Eleanor looked uncomfortable for just a moment, as if she had said too much. “Oh, I hope I have not been too forward. I did not mean to imply—”

He cut her off again. “You seem to have a very authoritative perspective on Dr. James, Mrs. Burden. And on the future.”

“Oh goodness,” she said. “I don’t mean to be all that. I am certainly sorry if I have been inappropriate.”

“Oh, no, it is quite appropriate. I enjoy the frankness. Dr. Freud and I have been very close. On this trip alone we will spend seven weeks together. And yet we do indeed have our differences. Ones that Dr. Freud feels uncomfortable with, I fear. We agree on most matters, you realize. It is just that there exist some fundamental disagreements, ones we have not entirely worked out.”

“And what are those?”

“One superficial matter. In his treatment, for instance, Dr. Freud’s patients lie on a couch while he sits behind them silently, out of sight. I prefer a face-to-face method on chairs placed close together, more a dialogue between two interesting people.”

“And how is that so different?” Eleanor said.

“Dr. Freud believes the physician should intrude in no way on his patients’ free flow of thoughts. That distance is very important to him.”

“And you?”

“I do not wish to lose any facial expressions or physical manifestations.” Jung laughed. “I suppose you could say I cannot help myself.”

Even now in their conversation beside an Adirondack stream Eleanor could see that more passionate style at work, the doctor’s eyes studying her face, observing inflections in her voice, drawing her into the conversation with the intensity of those eyes. Dr.
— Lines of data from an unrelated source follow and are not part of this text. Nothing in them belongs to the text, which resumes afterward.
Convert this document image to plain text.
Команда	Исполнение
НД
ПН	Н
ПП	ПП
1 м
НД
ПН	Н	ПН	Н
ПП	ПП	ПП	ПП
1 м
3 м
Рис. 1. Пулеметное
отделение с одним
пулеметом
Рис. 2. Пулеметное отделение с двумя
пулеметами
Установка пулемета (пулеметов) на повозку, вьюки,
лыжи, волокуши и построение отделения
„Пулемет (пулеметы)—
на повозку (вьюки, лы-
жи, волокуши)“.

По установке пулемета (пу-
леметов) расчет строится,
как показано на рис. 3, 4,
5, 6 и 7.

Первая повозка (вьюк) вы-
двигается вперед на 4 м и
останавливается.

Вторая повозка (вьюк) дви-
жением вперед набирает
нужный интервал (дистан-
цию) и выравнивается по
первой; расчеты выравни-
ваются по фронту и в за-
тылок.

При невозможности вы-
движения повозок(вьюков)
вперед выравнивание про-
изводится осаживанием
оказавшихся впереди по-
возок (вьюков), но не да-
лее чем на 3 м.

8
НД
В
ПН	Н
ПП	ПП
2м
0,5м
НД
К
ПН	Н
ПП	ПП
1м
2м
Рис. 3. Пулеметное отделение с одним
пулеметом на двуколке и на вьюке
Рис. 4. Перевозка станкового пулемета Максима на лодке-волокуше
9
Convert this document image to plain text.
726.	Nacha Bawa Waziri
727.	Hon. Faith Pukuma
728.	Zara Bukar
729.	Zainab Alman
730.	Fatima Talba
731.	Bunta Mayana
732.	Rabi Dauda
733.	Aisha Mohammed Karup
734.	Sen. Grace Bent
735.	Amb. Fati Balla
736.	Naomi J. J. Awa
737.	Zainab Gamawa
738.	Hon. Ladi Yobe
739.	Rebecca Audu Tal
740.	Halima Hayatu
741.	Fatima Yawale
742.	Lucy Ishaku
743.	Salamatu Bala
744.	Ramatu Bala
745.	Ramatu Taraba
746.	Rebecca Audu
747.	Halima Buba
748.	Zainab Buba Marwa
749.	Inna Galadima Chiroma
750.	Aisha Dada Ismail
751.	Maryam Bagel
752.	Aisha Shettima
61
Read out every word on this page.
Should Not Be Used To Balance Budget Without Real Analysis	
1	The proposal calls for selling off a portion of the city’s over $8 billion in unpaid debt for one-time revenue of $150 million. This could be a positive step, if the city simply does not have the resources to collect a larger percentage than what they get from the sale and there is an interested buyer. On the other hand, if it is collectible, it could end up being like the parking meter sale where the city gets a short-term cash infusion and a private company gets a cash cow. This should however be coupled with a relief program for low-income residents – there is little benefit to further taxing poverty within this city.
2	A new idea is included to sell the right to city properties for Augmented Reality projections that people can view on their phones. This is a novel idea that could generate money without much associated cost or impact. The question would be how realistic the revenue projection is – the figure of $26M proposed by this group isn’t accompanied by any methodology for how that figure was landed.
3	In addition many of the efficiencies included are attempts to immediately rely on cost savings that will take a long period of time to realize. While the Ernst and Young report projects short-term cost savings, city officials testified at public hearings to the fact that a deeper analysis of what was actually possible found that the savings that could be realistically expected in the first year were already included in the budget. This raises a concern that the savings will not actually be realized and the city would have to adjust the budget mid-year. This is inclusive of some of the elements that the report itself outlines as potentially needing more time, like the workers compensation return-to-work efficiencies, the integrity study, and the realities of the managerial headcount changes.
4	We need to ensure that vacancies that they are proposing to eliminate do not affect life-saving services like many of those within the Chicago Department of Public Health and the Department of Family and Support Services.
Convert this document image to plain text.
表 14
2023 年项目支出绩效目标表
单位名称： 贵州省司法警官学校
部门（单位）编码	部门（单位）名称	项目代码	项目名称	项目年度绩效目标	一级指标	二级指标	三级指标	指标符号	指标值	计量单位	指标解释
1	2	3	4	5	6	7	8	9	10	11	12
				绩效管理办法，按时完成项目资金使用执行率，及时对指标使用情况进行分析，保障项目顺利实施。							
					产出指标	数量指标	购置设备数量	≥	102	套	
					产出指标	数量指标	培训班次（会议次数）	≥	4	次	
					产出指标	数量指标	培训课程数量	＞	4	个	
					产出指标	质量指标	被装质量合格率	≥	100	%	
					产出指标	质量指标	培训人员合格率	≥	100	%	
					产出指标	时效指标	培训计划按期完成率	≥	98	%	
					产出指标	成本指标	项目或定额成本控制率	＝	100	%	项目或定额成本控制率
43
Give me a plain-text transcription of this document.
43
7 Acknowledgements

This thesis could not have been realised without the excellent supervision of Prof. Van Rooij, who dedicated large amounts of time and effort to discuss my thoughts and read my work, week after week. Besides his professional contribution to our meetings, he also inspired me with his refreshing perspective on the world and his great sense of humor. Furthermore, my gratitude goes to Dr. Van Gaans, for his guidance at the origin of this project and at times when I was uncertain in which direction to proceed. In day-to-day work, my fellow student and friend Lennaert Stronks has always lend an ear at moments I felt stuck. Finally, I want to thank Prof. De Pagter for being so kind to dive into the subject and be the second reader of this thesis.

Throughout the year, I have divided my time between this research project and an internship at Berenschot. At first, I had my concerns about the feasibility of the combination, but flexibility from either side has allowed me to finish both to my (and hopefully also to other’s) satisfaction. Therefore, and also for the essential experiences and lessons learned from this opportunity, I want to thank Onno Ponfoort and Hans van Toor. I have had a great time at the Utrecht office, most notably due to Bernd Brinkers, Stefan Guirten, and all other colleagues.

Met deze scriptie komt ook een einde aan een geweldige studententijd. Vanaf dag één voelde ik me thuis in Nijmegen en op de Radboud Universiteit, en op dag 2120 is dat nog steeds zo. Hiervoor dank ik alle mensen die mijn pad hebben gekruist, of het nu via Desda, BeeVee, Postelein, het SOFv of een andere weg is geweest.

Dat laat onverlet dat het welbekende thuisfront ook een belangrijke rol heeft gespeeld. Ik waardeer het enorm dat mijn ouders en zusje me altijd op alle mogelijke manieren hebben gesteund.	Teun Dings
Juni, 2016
Freud she knew to be far more detached and objective.

“And there is a problem with that personal approach?” she asked.

“Dr. Freud would tell you that I contaminate the process,” Jung said, then laughed again.

“I think Dr. James would have more sympathy with your methods.”

“I am gratified to hear you say that. You seem to know well the man’s mind.”

“Dr. James and I have become very close over the years, perhaps you know.”

“I envy you that.”

“He served as something of a godfather to me as I was growing up. He was a friend of my mother, who died when I was eight, and I think he saw
himself as one of my protectors, a bit formal and distant perhaps, but one I very much needed. He gave away my hand at my wedding, you know.”

“So I understand. And now?”

“Now we are very close, and he is more a confidant. Upon my return from Vienna in 1898, I told him of my encounter with Dr. Freud and his ideas, and I made sure that he received
The Interpretation of Dreams
the following year. I knew they would find much of value in each other.”

“Dr. James must have been deeply impressed, seeing you no longer as a bright-eyed college girl.”

“Yes, I think he found that I had grown more worldly, for better or worse. He has taken me in more as a colleague in thought, and I have greatly appreciated the changing role.”

“And his impression of me?”

“Dr. James was very impressed with your ideas. I think you and he have a greater interest in the less formal aspects of the human mind,” Eleanor said. “He is at heart, as are you, I believe, a pantheist.”

Jung looked surprised. “You find me a pantheist?”

“Perhaps I exaggerate—”

“Oh, no,” Jung interrupted. “Please finish.”

“Have you read Dr. James’s Edinburgh lectures?”


The Varieties of Religious Experience,
” he said, “yes, I have read them and have found them very much to my liking.”

“That is his very broad definition of the religious experience, one which you would find very similar to your views, it would seem.” She looked to see that he was following and took heart. “It is just that you and Dr. James, like the ancient Greeks, seem to see the spiritual in many forms and in all things, in a broad spectrum of humanity and in nature all around you.”